Les sociétés démocratiques sont organisées grâce à des valeurs héritées de systèmes philosophiques qui fondent en raison la reconnaissance de l'altérité et qui orientent le système d'éducation vers une transmission de cette notion fondamentale d'humanité. Si la fraternité doit être au cœur de la pratique éducative, quelles sont aujourd'hui les conditions de possibilité, compte tenu d'une certaine désillusion face aux institutions, d'une transmission par les acteurs scolaires – et notamment par le CPE – des valeurs républicaines et d'une citoyenneté pleinement consciente ?
Dans une première partie, nous expliquerons comment l'école s'est construite grâce au triptyque républicain sur une volonté politique de faire vivre la démocratie (I.) ; puis nous montrerons comment le système éducatif et les valeurs du pacte républicain se sont trouvés remis en cause (II.) ; et enfin nous montrerons que, malgré cela, le travail autour des valeurs de la République mené au sein des établissements scolaires vient répondre aux propos de l'auteur du sujet (III.).

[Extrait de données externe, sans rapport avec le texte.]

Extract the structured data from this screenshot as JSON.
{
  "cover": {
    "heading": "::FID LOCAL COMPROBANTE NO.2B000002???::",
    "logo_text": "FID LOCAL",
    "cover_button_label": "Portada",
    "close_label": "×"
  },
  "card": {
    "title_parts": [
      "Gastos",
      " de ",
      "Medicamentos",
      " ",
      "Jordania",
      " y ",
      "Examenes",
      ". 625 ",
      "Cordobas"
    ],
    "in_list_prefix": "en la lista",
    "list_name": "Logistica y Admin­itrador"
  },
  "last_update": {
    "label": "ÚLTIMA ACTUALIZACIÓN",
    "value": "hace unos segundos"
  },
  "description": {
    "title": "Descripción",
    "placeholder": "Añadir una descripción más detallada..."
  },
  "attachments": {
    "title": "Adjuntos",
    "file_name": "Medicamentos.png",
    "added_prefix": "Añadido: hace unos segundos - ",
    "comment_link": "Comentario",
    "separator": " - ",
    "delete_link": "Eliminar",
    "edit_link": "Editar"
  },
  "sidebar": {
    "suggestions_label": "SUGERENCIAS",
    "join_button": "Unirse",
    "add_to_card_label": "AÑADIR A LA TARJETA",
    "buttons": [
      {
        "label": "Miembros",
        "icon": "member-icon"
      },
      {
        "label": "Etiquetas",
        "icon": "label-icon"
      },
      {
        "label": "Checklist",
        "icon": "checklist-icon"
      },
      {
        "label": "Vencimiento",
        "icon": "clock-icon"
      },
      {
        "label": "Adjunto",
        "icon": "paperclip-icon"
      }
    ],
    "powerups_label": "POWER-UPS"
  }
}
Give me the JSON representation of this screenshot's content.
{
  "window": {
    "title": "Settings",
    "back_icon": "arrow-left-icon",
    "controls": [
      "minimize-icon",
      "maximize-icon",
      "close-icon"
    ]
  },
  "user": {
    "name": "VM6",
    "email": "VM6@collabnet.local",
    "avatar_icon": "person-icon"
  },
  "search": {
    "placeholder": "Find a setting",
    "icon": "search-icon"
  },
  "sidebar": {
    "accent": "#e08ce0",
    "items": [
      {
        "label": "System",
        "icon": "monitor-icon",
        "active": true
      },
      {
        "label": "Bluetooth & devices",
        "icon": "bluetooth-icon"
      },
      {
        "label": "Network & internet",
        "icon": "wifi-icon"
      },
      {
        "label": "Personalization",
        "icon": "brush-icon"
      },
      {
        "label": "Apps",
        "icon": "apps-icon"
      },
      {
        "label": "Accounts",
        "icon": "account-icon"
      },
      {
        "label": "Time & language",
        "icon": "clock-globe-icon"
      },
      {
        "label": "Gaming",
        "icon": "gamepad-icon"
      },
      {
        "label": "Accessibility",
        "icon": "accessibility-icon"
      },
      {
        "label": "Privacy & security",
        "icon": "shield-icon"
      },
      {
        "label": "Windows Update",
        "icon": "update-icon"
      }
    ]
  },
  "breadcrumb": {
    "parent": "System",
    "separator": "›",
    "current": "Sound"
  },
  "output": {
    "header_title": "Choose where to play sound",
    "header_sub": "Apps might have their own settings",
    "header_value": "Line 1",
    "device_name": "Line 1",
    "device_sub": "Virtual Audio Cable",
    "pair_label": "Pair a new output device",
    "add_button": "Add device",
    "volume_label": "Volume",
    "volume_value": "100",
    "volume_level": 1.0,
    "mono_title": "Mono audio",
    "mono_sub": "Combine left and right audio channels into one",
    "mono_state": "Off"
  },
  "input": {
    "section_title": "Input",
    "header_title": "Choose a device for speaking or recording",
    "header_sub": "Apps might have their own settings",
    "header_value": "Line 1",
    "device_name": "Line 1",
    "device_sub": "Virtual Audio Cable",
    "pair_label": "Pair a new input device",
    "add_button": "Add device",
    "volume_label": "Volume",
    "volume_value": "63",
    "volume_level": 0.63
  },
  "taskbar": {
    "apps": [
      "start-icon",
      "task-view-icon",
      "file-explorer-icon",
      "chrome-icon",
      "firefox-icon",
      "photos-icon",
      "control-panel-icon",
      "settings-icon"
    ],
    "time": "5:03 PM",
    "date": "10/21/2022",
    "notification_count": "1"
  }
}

I. La naissance des principes républicains et l'école
Les valeurs qui fondent actuellement notre République sont l'héritage, d'un point de vue philosophique, des philosophes des Lumières et, d'un point de vue politique, de la IIIe République, et notamment, en ce qui concerne l'école, des lois Ferry votées à partir de 1881. C'est à Jules Ferry en effet que l'on doit l'inscription au fronton des écoles de la devise républicaine : « Liberté, égalité, fraternité », même si ces valeurs sont inscrites comme principes de la République dès 1848. La volonté politique des républicains est alors de faire de l'école le lieu où tous les petits Français s'approprient des valeurs qui ne soient pas héritées de la culture familiale ou de la religion mais qui tendent à l'universalité. Il s'agit donc pour les « hussards noirs » (Dominique Schnapper, La Communauté des citoyens) d'instituer la nation en distillant une citoyenneté abstraite fondée sur l'assimilation de ces valeurs par le cœur des élèves. Ce que voulaient alors les républicains, c'était des hommes capables de voter pour un parti politique en leur âme et conscience de façon à annihiler toute forme de privilège lié à la royauté. Cependant, ces principes conservent leur caractère formel. Il ne s'agit pas de rendre l'égalité entre les hommes réelle dans les faits, mais de leur reconnaître une égale dignité, la démocratie n'étant envisagée à ce moment-là que du point de vue politique. En outre, si l'on doit alors parler de « fraternité », celle-ci exclut une frange non négligeable de l'humanité, car les femmes sont jusqu'en 1944 des citoyennes de seconde catégorie puisqu'elles n'ont pas le droit de vote. La politique reste donc une affaire d'hommes, et l'égalité en droits a elle-même encore des progrès à accomplir. Aussi, si la fraternité est posée en principe, on ne peut se contenter d'une républicanisation des enfants car, au sortir de l'école, chacun reste cantonné à sa condition : homme/femme, notable/ouvrier, etc. L'humanité reste divisée et l'accès de tous aux mêmes droits et aux mêmes chances de réussite est loin d'être acquis en dépit de l'essentialité du triptyque.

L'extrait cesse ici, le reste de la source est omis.